We are in the lift lobby, and a friendly neighbor tries to engage Sophie in conversation. My daughter turns away and ignores him and I am embarrassed. Afterwards I ask "Sophie, why didn't you want to talk to Uncle XYZ? He's nice" And Sophie says "Don't like him"
Now, natural parenting philosophy say you are supposed to respect your children's choices, and allow them to develop their intuition. In this age of child molesters and so on, we are advised that we should allow our children to trust their instincts to refuse to talk to strangers or people that they don't know very well, without trying to justify their refusal. This is supposed to protect your children against being preyed upon by perverts.

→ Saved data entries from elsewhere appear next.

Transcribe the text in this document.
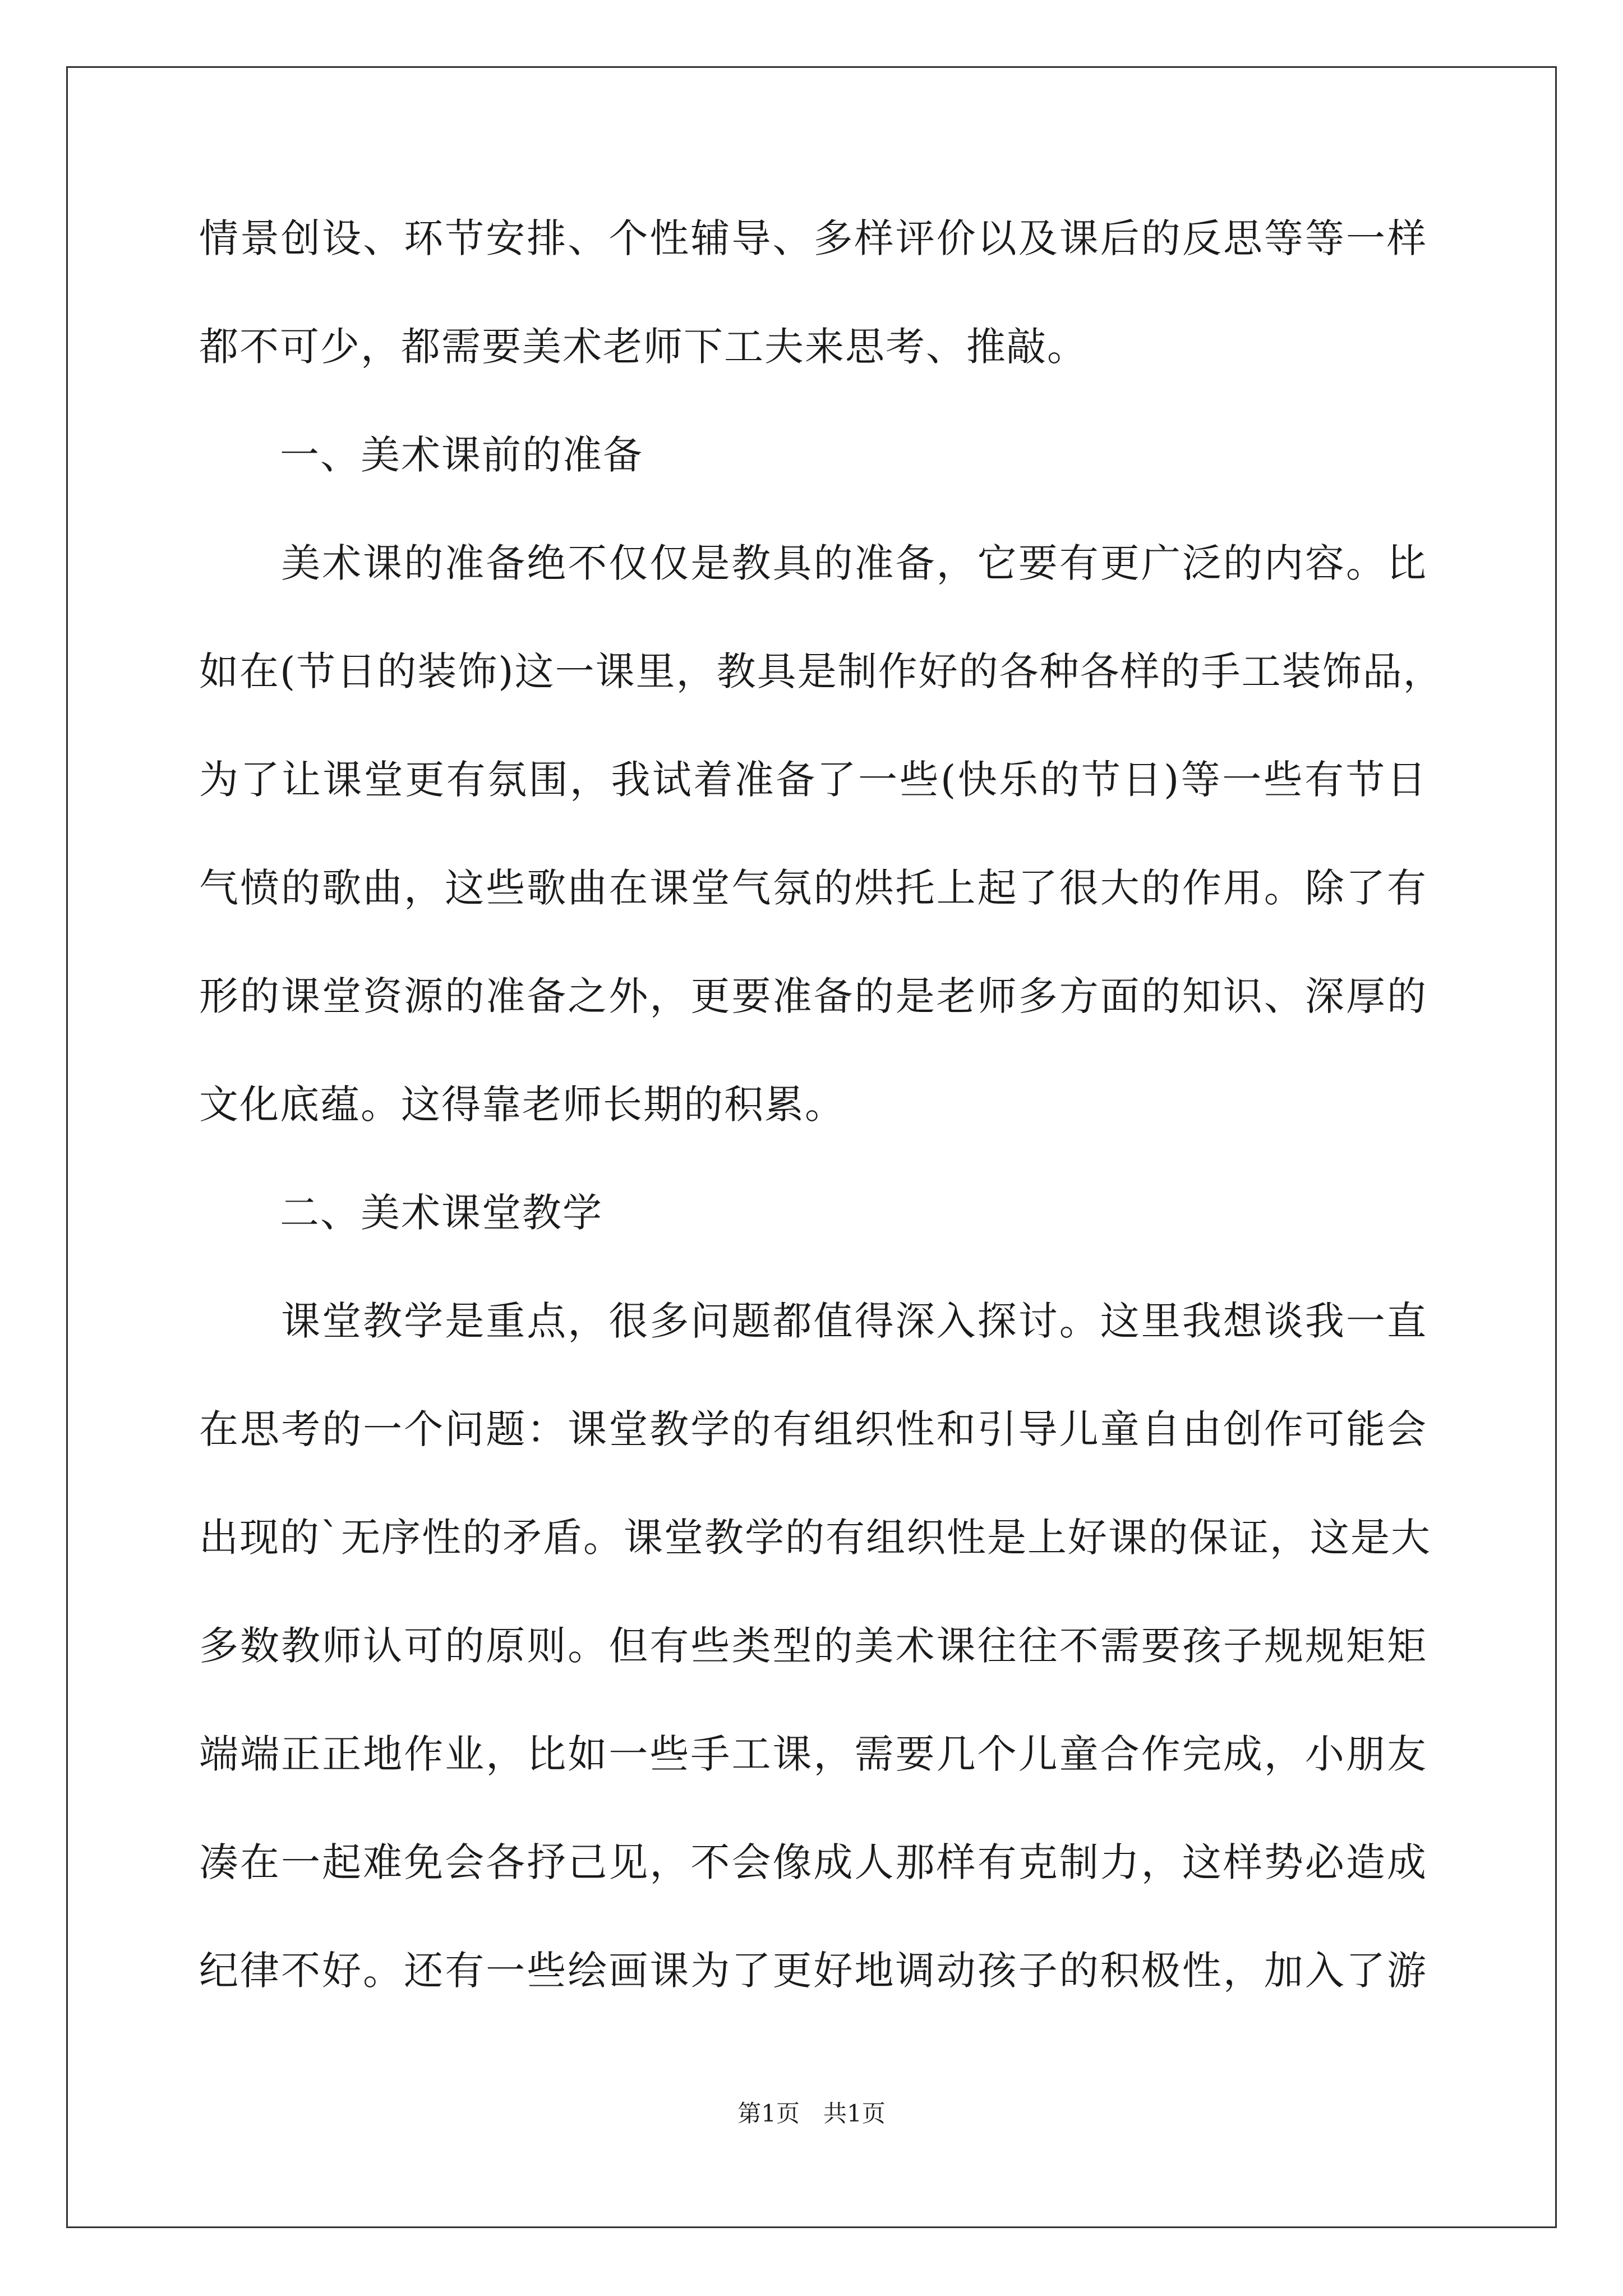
情景创设、环节安排、个性辅导、多样评价以及课后的反思等等一样
都不可少，都需要美术老师下工夫来思考、推敲。
　　一、美术课前的准备
　　美术课的准备绝不仅仅是教具的准备，它要有更广泛的内容。比
如在(节日的装饰)这一课里，教具是制作好的各种各样的手工装饰品，
为了让课堂更有氛围，我试着准备了一些(快乐的节日)等一些有节日
气愤的歌曲，这些歌曲在课堂气氛的烘托上起了很大的作用。除了有
形的课堂资源的准备之外，更要准备的是老师多方面的知识、深厚的
文化底蕴。这得靠老师长期的积累。
　　二、美术课堂教学
　　课堂教学是重点，很多问题都值得深入探讨。这里我想谈我一直
在思考的一个问题：课堂教学的有组织性和引导儿童自由创作可能会
出现的`无序性的矛盾。课堂教学的有组织性是上好课的保证，这是大
多数教师认可的原则。但有些类型的美术课往往不需要孩子规规矩矩
端端正正地作业，比如一些手工课，需要几个儿童合作完成，小朋友
凑在一起难免会各抒己见，不会像成人那样有克制力，这样势必造成
纪律不好。还有一些绘画课为了更好地调动孩子的积极性，加入了游
第1页　共1页
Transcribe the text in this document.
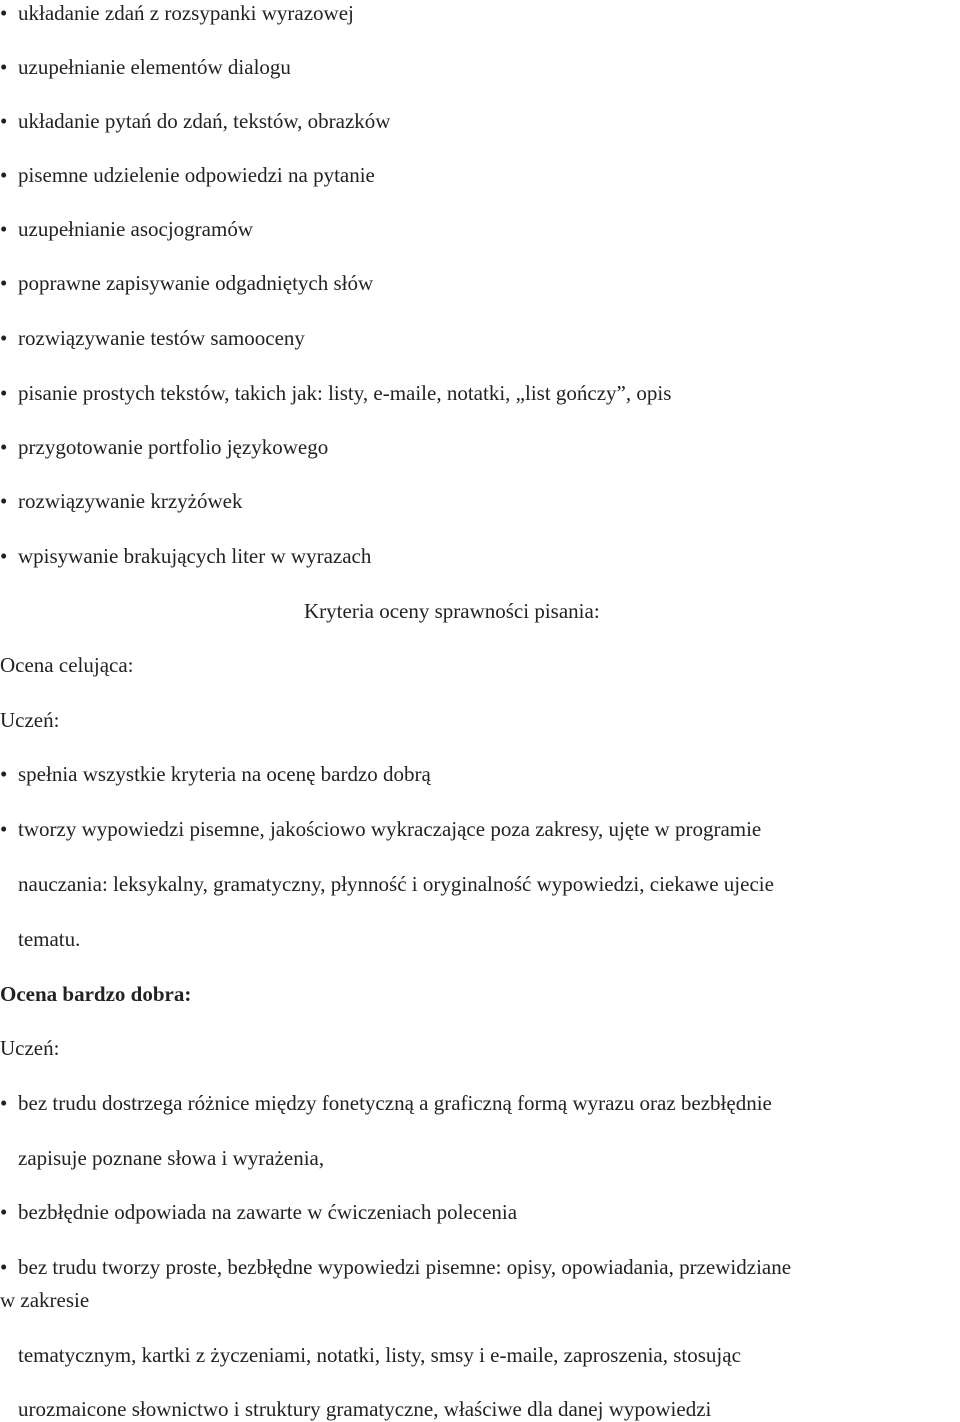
• układanie zdań z rozsypanki wyrazowej
• uzupełnianie elementów dialogu
• układanie pytań do zdań, tekstów, obrazków
• pisemne udzielenie odpowiedzi na pytanie
• uzupełnianie asocjogramów
• poprawne zapisywanie odgadniętych słów
• rozwiązywanie testów samooceny
• pisanie prostych tekstów, takich jak: listy, e-maile, notatki, „list gończy”, opis
• przygotowanie portfolio językowego
• rozwiązywanie krzyżówek
• wpisywanie brakujących liter w wyrazach
Kryteria oceny sprawności pisania:
Ocena celująca:
Uczeń:
• spełnia wszystkie kryteria na ocenę bardzo dobrą
• tworzy wypowiedzi pisemne, jakościowo wykraczające poza zakresy, ujęte w programie
nauczania: leksykalny, gramatyczny, płynność i oryginalność wypowiedzi, ciekawe ujecie
tematu.
Ocena bardzo dobra:
Uczeń:
• bez trudu dostrzega różnice między fonetyczną a graficzną formą wyrazu oraz bezbłędnie
zapisuje poznane słowa i wyrażenia,
• bezbłędnie odpowiada na zawarte w ćwiczeniach polecenia
• bez trudu tworzy proste, bezbłędne wypowiedzi pisemne: opisy, opowiadania, przewidziane
w zakresie
tematycznym, kartki z życzeniami, notatki, listy, smsy i e-maile, zaproszenia, stosując
urozmaicone słownictwo i struktury gramatyczne, właściwe dla danej wypowiedzi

But I dig a bit deeper and ask "Sophie why don't you like Uncle XYZ?" and Sophie clearly says (in Chinese) "Because when Mama talks to him, then I can't play with Mama any more. Mama ignores me." Which sort of sucks because she's right. I am really not sure how to argue with that logic?
I wonder if it is a working parent sort of thing, or whether my kid would be just as possessive of my attention and time even if I was a full time parent.
What do I do? Force her into a polite response that she clearly doesn't feel? Make excuses for her (ALL parenting books tell you not to do that)? Ignore this kind of anti-social behaviour?
Nobody said being a parent was easy.